Multiscale Modeling Methods
Multiscale modeling methods involve the integration of a hierarchy of theoretical methods that work synchronously or asynchronously to address complex chemical problems that span a large range of spatial and temporal scales.
Example of a multiscale modeling strategy: Large-scale molecular dynamics simulations are performed to study the structure, dynamics and solvation of the extended enzyme system. This information is used to create a generalized solvation boundary that surrounds the active site and mimics the effect of the full solvated macromolecular system, but for a fraction of the computational cost. This reduced dimensional active site model is then used to conduct combined quantum mechanical/molecular mechanical (QM/MM) simulations with fast QM models, in conjunction with enhanced sampling and free energy methods, to construct the free energy landscape and pathway for the reaction. These landscapes are then refined to higher level QM methods using variational free energy expansion methods. The resulting free energy landscape and pathways for the reaction can then be used to aid in the interpretation of experiments, make experimentally testable predictions, and guide the design of new experiments or biotechnology. Elements of our multiscale modeling strategy include the development of new methods for:
- Combined quantum mechanical/molecular mechanical simulations
- Generalized electrostatics and solvation
- Free energy landscapes and pathways
Combined quantum mechanical/molecular mechanical (QM/MM) methods are a practical approach to study complex chemical reactions in biological systems.
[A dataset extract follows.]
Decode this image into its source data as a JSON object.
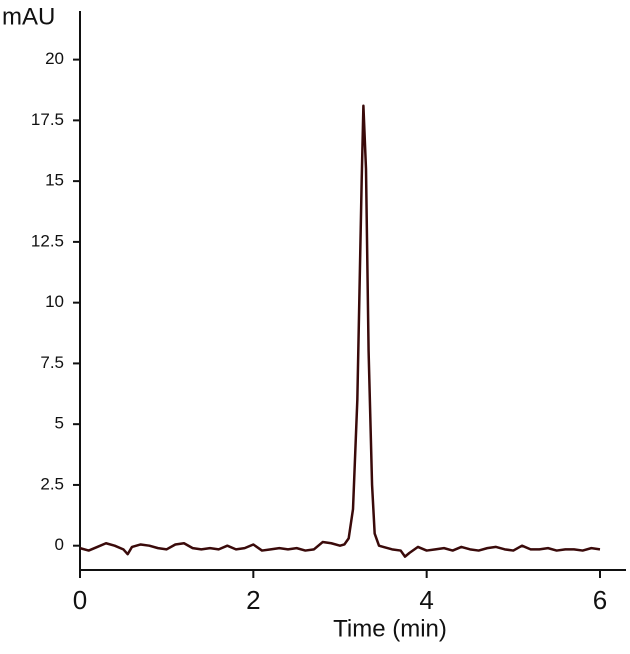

In this approach, a relatively small localized region, such as the active site of an enzyme, is treated with a rigorous, and computationally demanding quantum mechanical model, whereas the rest of the system is treated using a much more computationally efficient molecular mechanics force field. This allows simulations to be performed of the chemical reaction itself, which ultimately may lead to a detailed understanding of catalytic mechanism. The York Lab develops and applies new combined QM/MM methods to study the catalytic mechanisms of protein and RNA enzymes.
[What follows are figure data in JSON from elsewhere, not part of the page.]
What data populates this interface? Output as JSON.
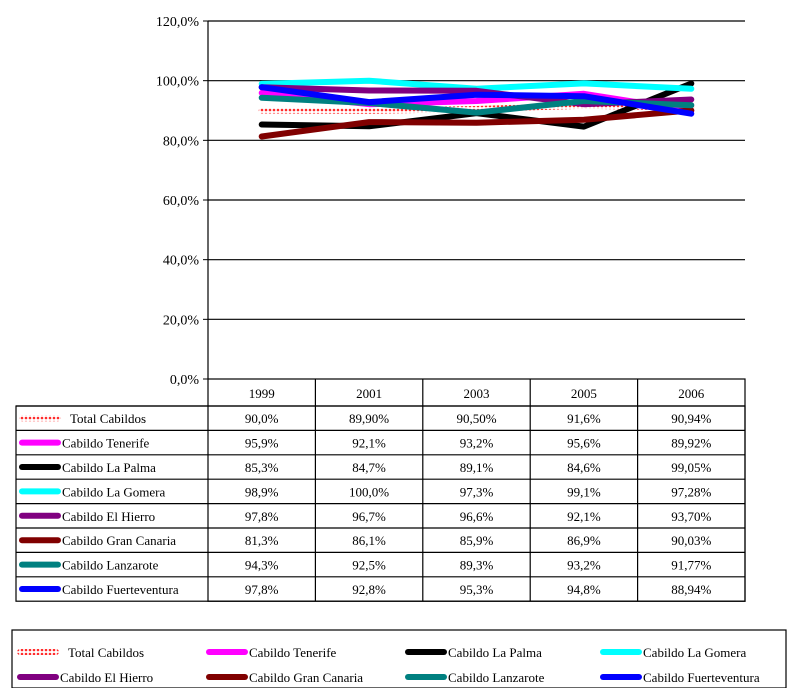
{
  "chart_data": {
    "type": "line",
    "title": "",
    "xlabel": "",
    "ylabel": "",
    "ylim": [
      0,
      120
    ],
    "y_ticks": [
      "0,0%",
      "20,0%",
      "40,0%",
      "60,0%",
      "80,0%",
      "100,0%",
      "120,0%"
    ],
    "grid": true,
    "legend": "bottom",
    "categories": [
      "1999",
      "2001",
      "2003",
      "2005",
      "2006"
    ],
    "series": [
      {
        "name": "Total  Cabildos",
        "color": "#ff2a2a",
        "pattern": "dotted",
        "values": [
          90.0,
          89.9,
          90.5,
          91.6,
          90.94
        ],
        "labels": [
          "90,0%",
          "89,90%",
          "90,50%",
          "91,6%",
          "90,94%"
        ]
      },
      {
        "name": "Cabildo Tenerife",
        "color": "#ff00ff",
        "values": [
          95.9,
          92.1,
          93.2,
          95.6,
          89.92
        ],
        "labels": [
          "95,9%",
          "92,1%",
          "93,2%",
          "95,6%",
          "89,92%"
        ]
      },
      {
        "name": "Cabildo  La Palma",
        "color": "#000000",
        "values": [
          85.3,
          84.7,
          89.1,
          84.6,
          99.05
        ],
        "labels": [
          "85,3%",
          "84,7%",
          "89,1%",
          "84,6%",
          "99,05%"
        ]
      },
      {
        "name": "Cabildo La Gomera",
        "color": "#00ffff",
        "values": [
          98.9,
          100.0,
          97.3,
          99.1,
          97.28
        ],
        "labels": [
          "98,9%",
          "100,0%",
          "97,3%",
          "99,1%",
          "97,28%"
        ]
      },
      {
        "name": "Cabildo El Hierro",
        "color": "#800080",
        "values": [
          97.8,
          96.7,
          96.6,
          92.1,
          93.7
        ],
        "labels": [
          "97,8%",
          "96,7%",
          "96,6%",
          "92,1%",
          "93,70%"
        ]
      },
      {
        "name": "Cabildo Gran Canaria",
        "color": "#800000",
        "values": [
          81.3,
          86.1,
          85.9,
          86.9,
          90.03
        ],
        "labels": [
          "81,3%",
          "86,1%",
          "85,9%",
          "86,9%",
          "90,03%"
        ]
      },
      {
        "name": "Cabildo Lanzarote",
        "color": "#008080",
        "values": [
          94.3,
          92.5,
          89.3,
          93.2,
          91.77
        ],
        "labels": [
          "94,3%",
          "92,5%",
          "89,3%",
          "93,2%",
          "91,77%"
        ]
      },
      {
        "name": "Cabildo Fuerteventura",
        "color": "#0000ff",
        "values": [
          97.8,
          92.8,
          95.3,
          94.8,
          88.94
        ],
        "labels": [
          "97,8%",
          "92,8%",
          "95,3%",
          "94,8%",
          "88,94%"
        ]
      }
    ]
  }
}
Simulations of biological systems require consideration of not only biological macromolecules, but also their extended environment, which may be aqueous solution, a lipid membrane, a protein crystal, or the complex ionic atmosphere around and RNA molecule. "Generalized Electrostatics and Solvation" refer to this extended environment and the long-ranged forces that they exert. The York Lab develops methods to accurately and efficiently treat long-range electrostatic interactions and model generalized solvation so that simulations can be performed in these complex environments.
Free energy landscapes provide a survey map from which mechanistic pathways can be identified and quantified for chemical processes, conformational or binding events. The York Lab develops new methods to improve the sampling and construction of free energy surfaces, as well as methods to systematically correct these surfaces to more accurate levels at reduced computational cost.